Le ha costado un poco, pero parece que Barcelona empieza a reconocer la obra y el legado de uno de sus creadores más peculiares e interesantes, el cantautor galáctico Jaume Sisa. Hace unos días tuvo lugar un concierto de homenaje en el Grec, a cargo de las nuevas generaciones, y el ayuntamiento le va a conceder la medalla de oro de la ciudad. Sisa ha tenido algo más de suerte que su amigo Pau Riba, quien tuvo que esperar a morirse para que sus conciudadanos reconocieran mínimamente sus méritos (en España se entierra muy bien y en Cataluña no rige el hecho diferencial para esta clase de cosas): de la noche a la mañana, el pobre Pau pasó de ser un excéntrico y un colgao a ser reconocido como lo que siempre fue, un gran autor de canciones y un excelente poeta.
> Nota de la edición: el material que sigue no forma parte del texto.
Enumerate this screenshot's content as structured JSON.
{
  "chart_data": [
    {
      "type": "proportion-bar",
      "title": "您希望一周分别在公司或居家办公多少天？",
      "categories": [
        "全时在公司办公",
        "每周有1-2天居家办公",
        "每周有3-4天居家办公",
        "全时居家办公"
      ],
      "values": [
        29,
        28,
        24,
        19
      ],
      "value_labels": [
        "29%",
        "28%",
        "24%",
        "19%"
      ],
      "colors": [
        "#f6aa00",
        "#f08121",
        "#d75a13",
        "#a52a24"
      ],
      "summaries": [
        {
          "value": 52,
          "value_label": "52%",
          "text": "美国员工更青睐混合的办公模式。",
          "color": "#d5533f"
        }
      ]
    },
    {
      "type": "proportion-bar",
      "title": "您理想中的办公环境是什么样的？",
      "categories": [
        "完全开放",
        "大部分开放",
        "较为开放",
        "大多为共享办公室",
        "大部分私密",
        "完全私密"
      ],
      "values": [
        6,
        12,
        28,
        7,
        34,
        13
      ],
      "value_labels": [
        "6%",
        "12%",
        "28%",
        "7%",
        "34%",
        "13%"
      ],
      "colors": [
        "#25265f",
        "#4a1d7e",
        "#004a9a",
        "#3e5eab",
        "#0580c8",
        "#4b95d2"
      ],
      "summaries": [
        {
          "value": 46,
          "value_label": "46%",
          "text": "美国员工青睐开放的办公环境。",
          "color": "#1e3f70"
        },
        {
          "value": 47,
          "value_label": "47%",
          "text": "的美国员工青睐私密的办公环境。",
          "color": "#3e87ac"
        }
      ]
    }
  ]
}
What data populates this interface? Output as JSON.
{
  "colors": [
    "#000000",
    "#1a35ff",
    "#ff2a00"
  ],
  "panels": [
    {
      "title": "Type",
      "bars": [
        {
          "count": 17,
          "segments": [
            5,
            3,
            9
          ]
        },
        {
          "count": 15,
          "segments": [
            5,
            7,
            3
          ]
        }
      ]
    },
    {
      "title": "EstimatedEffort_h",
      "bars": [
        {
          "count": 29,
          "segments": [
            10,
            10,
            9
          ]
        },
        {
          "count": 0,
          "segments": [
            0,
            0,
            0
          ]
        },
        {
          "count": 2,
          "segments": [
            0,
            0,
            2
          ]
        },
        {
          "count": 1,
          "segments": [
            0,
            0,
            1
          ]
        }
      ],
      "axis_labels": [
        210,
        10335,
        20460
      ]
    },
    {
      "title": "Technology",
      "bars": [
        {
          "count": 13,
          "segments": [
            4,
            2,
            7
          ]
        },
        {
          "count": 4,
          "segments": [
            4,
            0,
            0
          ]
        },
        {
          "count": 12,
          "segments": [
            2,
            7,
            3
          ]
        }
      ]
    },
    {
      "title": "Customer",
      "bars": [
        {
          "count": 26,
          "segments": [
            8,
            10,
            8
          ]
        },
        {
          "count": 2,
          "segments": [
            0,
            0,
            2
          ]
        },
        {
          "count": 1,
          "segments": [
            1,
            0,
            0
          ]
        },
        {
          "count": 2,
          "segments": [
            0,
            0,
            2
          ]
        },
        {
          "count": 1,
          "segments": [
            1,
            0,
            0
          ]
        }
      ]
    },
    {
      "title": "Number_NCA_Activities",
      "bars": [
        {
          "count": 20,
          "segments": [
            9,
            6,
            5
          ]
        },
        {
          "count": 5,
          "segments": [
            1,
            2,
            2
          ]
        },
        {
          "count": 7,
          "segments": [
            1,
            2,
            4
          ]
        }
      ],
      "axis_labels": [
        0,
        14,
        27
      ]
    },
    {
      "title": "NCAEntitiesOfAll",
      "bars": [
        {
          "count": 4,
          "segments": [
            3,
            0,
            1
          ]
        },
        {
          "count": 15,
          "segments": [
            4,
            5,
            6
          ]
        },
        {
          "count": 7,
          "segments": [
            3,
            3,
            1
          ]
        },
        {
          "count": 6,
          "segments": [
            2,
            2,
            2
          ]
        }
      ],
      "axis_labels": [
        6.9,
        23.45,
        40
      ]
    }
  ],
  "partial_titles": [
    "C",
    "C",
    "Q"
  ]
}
El concierto, diseñado por Ignasi Duarte (que ya le echó una mano a Sisa en la recopilación en dos volúmenes de sus textos, que publicó Anagrama), contó con la participación de gente como Quimi Portet, David Caraben, Roger Mas, Maria Arnal o María Rodés y concluyó con una aparición por sorpresa del homenajeado, que había amagado con no presentarse y que nunca tocó en directo su último álbum, en el que se centraba el tributo, Malalts del cel, broche de oro a su carrera que la resumía a la perfección. Supongo que acudirá a recoger la medalla municipal, y espero que lo haga con los mismos pantalones --ni cortos ni largos, sino todo lo contrario-- con los que apareció en el Grec, que eran de traca.
En realidad, a Sisa se le ha tomado tan poco en serio como al difunto Pau, pese a haber sido nuestro cantautor más original y carismático. Aquí, ya se sabe, nos va más la severidad pomposa de un Lluís Llach que el universo personal y decididamente excéntrico de alguien como Sisa, quien, desde su primer álbum, el fantástico Orgía, demostró que iba a su bola y que, si alguien se quería apuntar, era bienvenido. En los años del underground vivió su máximo esplendor y gracias a una canción, Qualsevol nit pot sortir el sol, empezó a ganarse esa fama de “entrañable” que tanto contribuye ahora a homenajes y galardones. No hay duda de que Sisa puede ser un tipo entrañable, sobre todo si lo conoces, pero esa condición no ocupa el centro de su producción, que incluye a su alter ego Ricardo Solfa, a quien casi nadie entendió, pese a grabar unos pocos discos formidables en los que se reinventaba la canción española desde Madrid, a donde se había fugado su creador para dar esquinazo al pujolismo rampante. A mí, Sisa me atrapó con Orgía y no me ha soltado desde entonces. Cuando conseguí pasar de fan a amigo con el que quedar a comer de vez en cuando, lo consideré un logro (y lo sigo considerando): como charnego, su catalanidad tan pura como autocrítica, me ha ayudado a comprender mejor la tierra en que nací.
Y de verdad me alegro del concierto homenaje y de la medalla de oro de la ciudad. Especialmente, porque aún le pilla vivo y puede, por fin, recibir algo de agradecimiento de una ciudad que, como él mismo ha dicho, es como su madre, pero que yo considero una madre que no se mata a la hora de reconocer el talento de los hijos que van por libre por la vida. Bienvenido sea el reconocimiento tardío, aunque haya sido a costa de convertir a nuestro hombre en “entrañable” y, en algunos casos, a considerarle el autor de una sola canción que sirve para un barrido y para un fregado, la ya inmortal Qualsevol nit pot sortir el sol.